You don’t recklessly walk into a decision of giving a 31-year-old defensive lineman a four-year contract extension. You only do that when you believe he is a guy who can actually play five more years. The Pittsburgh Steelers believe Cameron Heyward is capable of that type of longevity, for one reason above all: consistency.
It’s a quality in his game and in his person that head coach Mike Tomlin talked about regarding Heyward as a defining trait earlier this offseason. Heading into the final year of his contract, he was the subject of frequent lines of questioning, but his new deal yesterday answers all question.
“It starts with his consistency. Not only consistency in presence, he is a guy who is ever-present, but consistency in work, consistency in urgency, there is great consistency in everything he does”, he said. “I think it provides a good floor in everything he does. He doesn’t ride an emotional roller coaster. You know what you are going to get from Cam. It starts first and foremost with his willingness to be present and engaged and be consistent in every aspect of his life”.
On and off the field, for going on a decade now, Heyward has been the model employee for the Steelers—outside of the occasional training camp tussle in the early stages of his career that he would get into with the offensive linemen because he couldn’t figure out what practice speed and intensity is supposed to be.
Just another example of his consistency, I guess, when you only know one speed.
He has been consistently healthy, consistently available.

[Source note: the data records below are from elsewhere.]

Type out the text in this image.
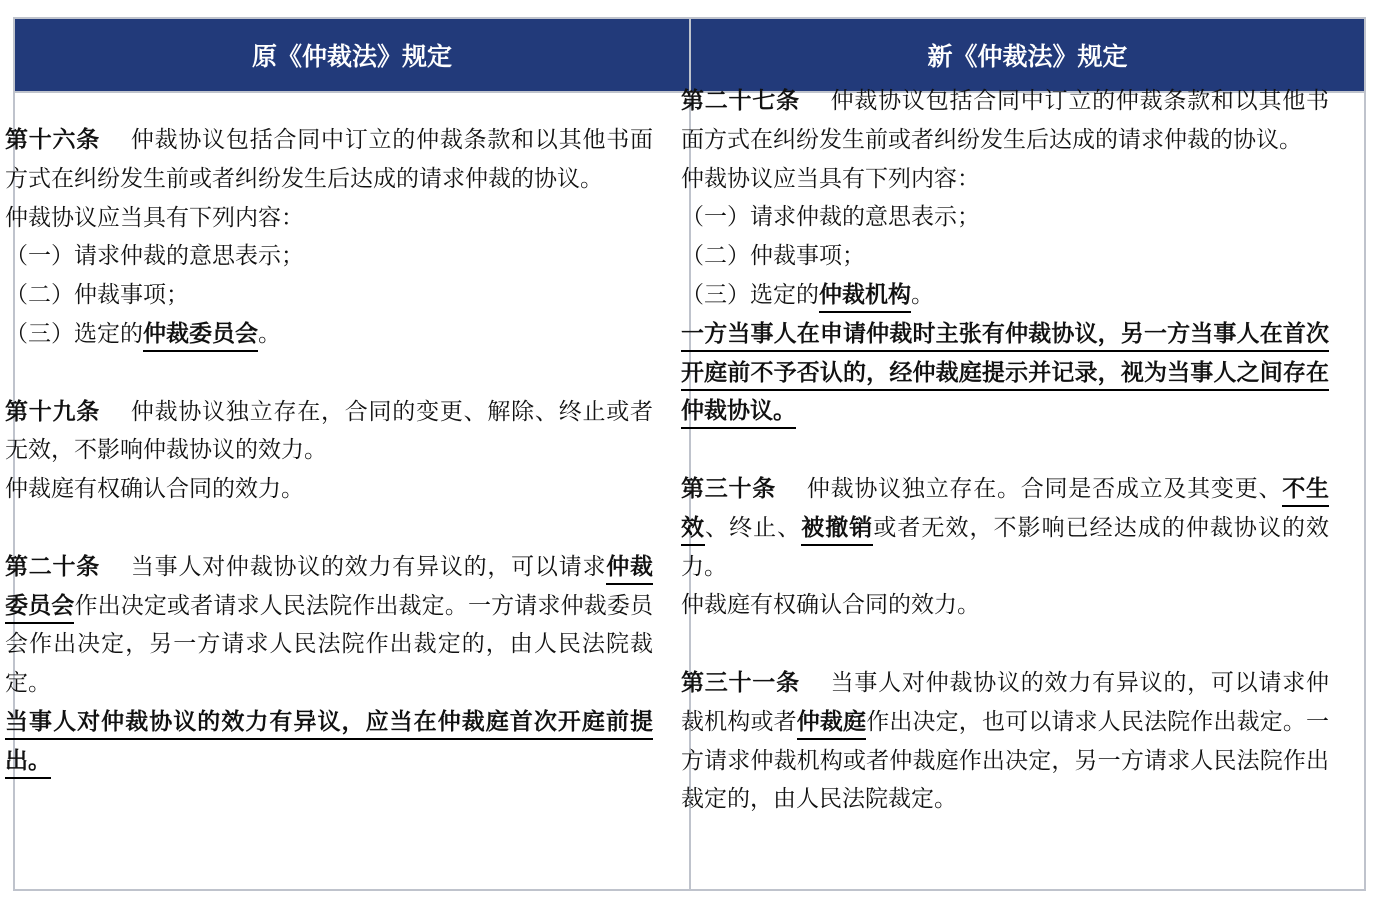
原《仲裁法》规定	新《仲裁法》规定

第十六条 仲裁协议包括合同中订立的仲裁条款和以其他书面方式在纠纷发生前或者纠纷发生后达成的请求仲裁的协议。

仲裁协议应当具有下列内容：

（一）请求仲裁的意思表示；

（二）仲裁事项；

（三）选定的仲裁委员会。

第十九条 仲裁协议独立存在，合同的变更、解除、终止或者无效，不影响仲裁协议的效力。

仲裁庭有权确认合同的效力。

第二十条 当事人对仲裁协议的效力有异议的，可以请求仲裁委员会作出决定或者请求人民法院作出裁定。一方请求仲裁委员会作出决定，另一方请求人民法院作出裁定的，由人民法院裁定。

当事人对仲裁协议的效力有异议，应当在仲裁庭首次开庭前提出。

第二十七条 仲裁协议包括合同中订立的仲裁条款和以其他书面方式在纠纷发生前或者纠纷发生后达成的请求仲裁的协议。

仲裁协议应当具有下列内容：

（一）请求仲裁的意思表示；

（二）仲裁事项；

（三）选定的仲裁机构。

一方当事人在申请仲裁时主张有仲裁协议，另一方当事人在首次开庭前不予否认的，经仲裁庭提示并记录，视为当事人之间存在仲裁协议。

第三十条 仲裁协议独立存在。合同是否成立及其变更、不生效、终止、被撤销或者无效，不影响已经达成的仲裁协议的效力。

仲裁庭有权确认合同的效力。

第三十一条 当事人对仲裁协议的效力有异议的，可以请求仲裁机构或者仲裁庭作出决定，也可以请求人民法院作出裁定。一方请求仲裁机构或者仲裁庭作出决定，另一方请求人民法院作出裁定的，由人民法院裁定。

Injuries have only affected one of his seasons in a meaningful way as he heads into year 10. He has been consistently productive, even on an ascending trajectory in the latter stages of his career, making three consecutive Pro Bowls and two nods on the first-team All-Pro squad.
He has been a consistent presence and a consistent voice, even long before he was a captain. He is one of the voices of reason in the locker room, one of the people that both his teammates and the reporters turn to when they need advice, or a take on an issue. He has been consistently great in the community.
This is why the Steelers were willing to make him one of the highest-paid players at his position, and the highest-paid defensive player to sign a deal at his age, now 31 years of age. And the reality is that he probably left some money on the table. Not a lot, but some.
Consistency will get you to the position in which Heyward is now, set to become the second-richest Steeler in history behind only Ben Roethlisberger in terms of career earnings—at least until T.J. Watt has his say, and that will likely take multiple contracts.